For the most part, it’s an education process. The world’s not going to end around the golf course; you’re still going to get your mail, you’ll still be able to drive around town. For one week, we’re going to have a lot of people from around the world watching on TV, and (they’ll also) be in the community during the week. So we want everybody to embrace it and understand that it’s a huge event, not only as the national championship, but (because) people from all over the world are going to be looking at Chambers Bay and University Place and Pierce County for a week in June.

So, this is a live-in, on-site responsibility for you?

This is the greatest job in the world. I get to move around the country and be in beautiful places. I’m married; we have a small daughter who just turned 2 last week. She was born in San Francisco (while he was preparing The Olympic Club). Really, the Pacific Northwest is the last place in the U.S., regionally, that I’ve had the opportunity to live in. We move every two or three years based on the event. We pack up and move and I’m with the event from the infant stages until the completion. I’m the first one here and last to leave, so I have a unique perspective of the event from beginning to end.

How has the U.S. Open evolved during the span of your experience?

The media has changed; our corporate participation has changed. We really focus, inside the ropes, on the challenge of the golf course. But outside the ropes, we don’t take the spectator experience for granted. Every year we look at what we do and look at every part of the experience, whether it be the bus ride in, the concessions, the merchandise. We want to enhance the experience and don’t take it for granted that people are going to come out just because it’s the U.S. Open.

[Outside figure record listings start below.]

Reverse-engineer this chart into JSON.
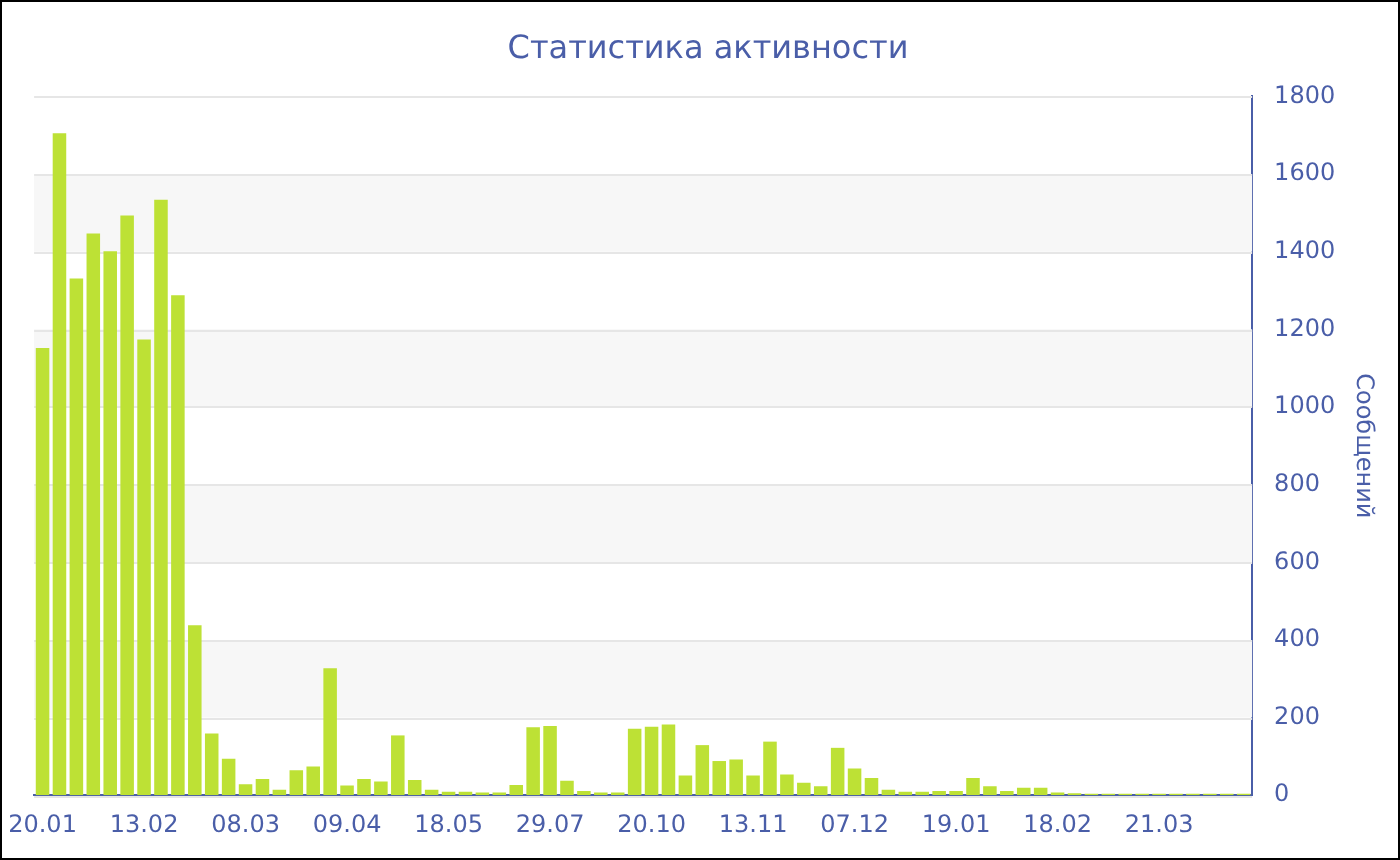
{
  "chart_data": {
    "type": "bar",
    "title": "Статистика активности",
    "ylabel": "Сообщений",
    "categories": [
      "20.01",
      null,
      null,
      null,
      null,
      null,
      "13.02",
      null,
      null,
      null,
      null,
      null,
      "08.03",
      null,
      null,
      null,
      null,
      null,
      "09.04",
      null,
      null,
      null,
      null,
      null,
      "18.05",
      null,
      null,
      null,
      null,
      null,
      "29.07",
      null,
      null,
      null,
      null,
      null,
      "20.10",
      null,
      null,
      null,
      null,
      null,
      "13.11",
      null,
      null,
      null,
      null,
      null,
      "07.12",
      null,
      null,
      null,
      null,
      null,
      "19.01",
      null,
      null,
      null,
      null,
      null,
      "18.02",
      null,
      null,
      null,
      null,
      null,
      "21.03",
      null,
      null,
      null,
      null,
      null
    ],
    "values": [
      1152,
      1705,
      1331,
      1447,
      1401,
      1493,
      1174,
      1534,
      1288,
      438,
      159,
      94,
      28,
      42,
      14,
      64,
      74,
      327,
      25,
      42,
      35,
      154,
      39,
      14,
      9,
      9,
      7,
      7,
      26,
      175,
      178,
      37,
      11,
      7,
      7,
      171,
      176,
      182,
      51,
      129,
      88,
      92,
      51,
      138,
      53,
      32,
      23,
      122,
      69,
      44,
      14,
      9,
      9,
      11,
      11,
      44,
      23,
      11,
      19,
      19,
      7,
      5,
      4,
      4,
      4,
      4,
      4,
      4,
      4,
      4,
      4,
      4
    ],
    "color": "#bde135",
    "ylim": [
      0,
      1800
    ],
    "yticks": [
      0,
      200,
      400,
      600,
      800,
      1000,
      1200,
      1400,
      1600,
      1800
    ],
    "grid": "y"
  }
}
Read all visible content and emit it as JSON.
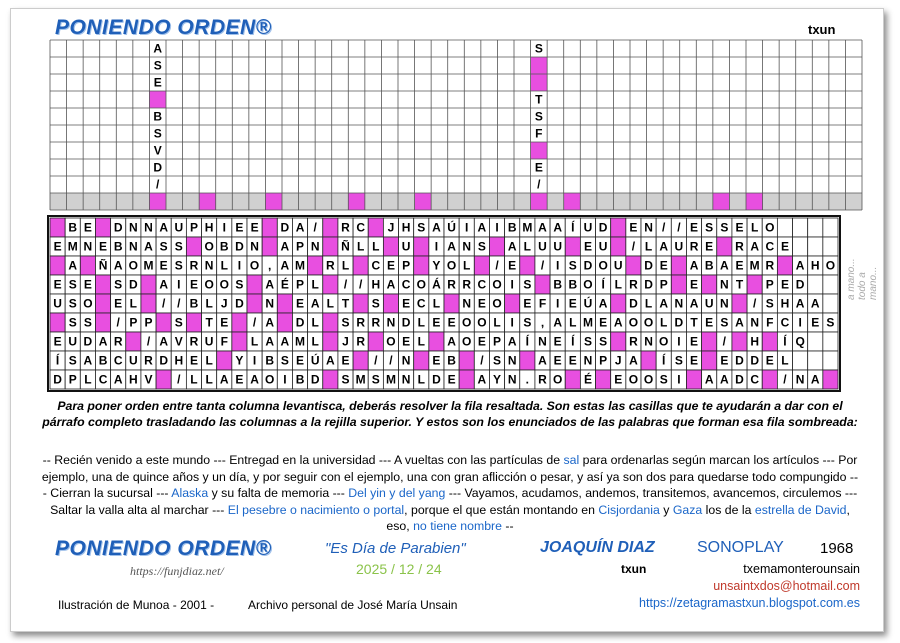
{
  "header": {
    "logo": "PONIENDO ORDEN®",
    "author": "txun"
  },
  "top_grid": {
    "columns": [
      "ASE BSVD/",
      "S  TSF E/"
    ]
  },
  "grid": {
    "rows": [
      " BE DNNAUPHIEE DA/ RC JHSAÚIAIBMAAÍUD EN//ESSELO",
      "EMNEBNASS OBDN APN ÑLL U IANS ALUU EU /LAURE RACE",
      " A ÑAOMESRNLIO,AM RL CEP YOL /E /ISDOU DE ABAEMR AHO",
      "ESE SD AIEOOS AÉPL //HACOÁRRCOIS BBOÍLRDP E NT PED",
      "USO EL //BLJD N EALT S ECL NEO EFIEÚA DLANAUN /SHAA",
      " SS /PP S TE /A DL SRRNDLEEOOLIS,ALMEAOOLDTESANFCIES",
      "EUDAR /AVRUF LAAML JR OEL AOEPAÍNEÍSS RNOIE / H ÍQ",
      "ÍSABCURDHEL YIBSEÚAE //N EB /SN AEENPJA ÍSE EDDEL",
      "DPLCAHV /LLAEAOIBD SMSMNLDE AYN.RO É EOOSI AADC /NA "
    ]
  },
  "side_note": "a mano... todo a mano...",
  "instructions": "Para poner orden entre tanta columna levantisca, deberás resolver la fila resaltada. Son estas las casillas que te ayudarán a dar con el párrafo completo trasladando las columnas a la rejilla superior. Y estos son los enunciados de las palabras que forman esa fila sombreada:",
  "clues": [
    {
      "text": "-- Recién venido a este mundo --- Entregad en la universidad --- A vueltas con las partículas de ",
      "link": false
    },
    {
      "text": "sal",
      "link": true
    },
    {
      "text": " para ordenarlas según marcan los artículos --- Por ejemplo, una de quince años y un día, y por seguir con el ejemplo, una con gran aflicción o pesar, y así ya son dos para quedarse todo compungido --- Cierran la sucursal --- ",
      "link": false
    },
    {
      "text": "Alaska",
      "link": true
    },
    {
      "text": " y su falta de memoria --- ",
      "link": false
    },
    {
      "text": "Del yin y del yang",
      "link": true
    },
    {
      "text": " --- Vayamos, acudamos, andemos, transitemos, avancemos, circulemos --- Saltar la valla alta al marchar --- ",
      "link": false
    },
    {
      "text": "El pesebre o nacimiento o portal",
      "link": true
    },
    {
      "text": ", porque el que están montando en ",
      "link": false
    },
    {
      "text": "Cisjordania",
      "link": true
    },
    {
      "text": " y ",
      "link": false
    },
    {
      "text": "Gaza",
      "link": true
    },
    {
      "text": " los de la ",
      "link": false
    },
    {
      "text": "estrella de David",
      "link": true
    },
    {
      "text": ", eso, ",
      "link": false
    },
    {
      "text": "no tiene nombre",
      "link": true
    },
    {
      "text": " --",
      "link": false
    }
  ],
  "footer": {
    "logo": "PONIENDO ORDEN®",
    "website": "https://funjdiaz.net/",
    "song": "\"Es Día de Parabien\"",
    "date": "2025 / 12 / 24",
    "artist": "JOAQUÍN DIAZ",
    "label": "SONOPLAY",
    "year": "1968",
    "author": "txun",
    "author_name": "txemamonterounsain",
    "email": "unsaintxdos@hotmail.com",
    "blog": "https://zetagramastxun.blogspot.com.es",
    "illustration": "Ilustración de Munoa - 2001 -",
    "archive": "Archivo personal de José María Unsain"
  }
}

It seems like you’re responsible for building the infrastructure for a temporary community of 50,000 residents per day.

I’ve explained it like that a lot of times in the past. It’s one thing to have an event at a stadium, a football or baseball stadium; it’s another thing to have an event for 50,000 people a day on a golf course where there’s no infrastructure, no restrooms, no Internet, no cable, no phones. It’s what is very exciting about my job: I have the opportunity to see it go from a blank map in my office, to over 200 tents on the property, all the telecommunications, all the TV cameras and all the bleachers really everything.

What’s the significance of Chambers Bay being a public golf course?

Anybody in the world, conceivably, can play the golf course. A big mission of the USGA is to grow the game, and the greatest percentage of USGA members play public golf courses on an everyday basis. It’s really important for us to keep public golf courses in the rotation of the U.S. Open, and Chambers Bay is arguably one of the best public courses in the country, so it’s a natural. Everybody can’t be a member of a country club, nor would they want to be. So it’s very special coming to a place where, when I get my hair cut, the guy cutting my hair knows more about Chambers Bay than I do I think that’s very unique.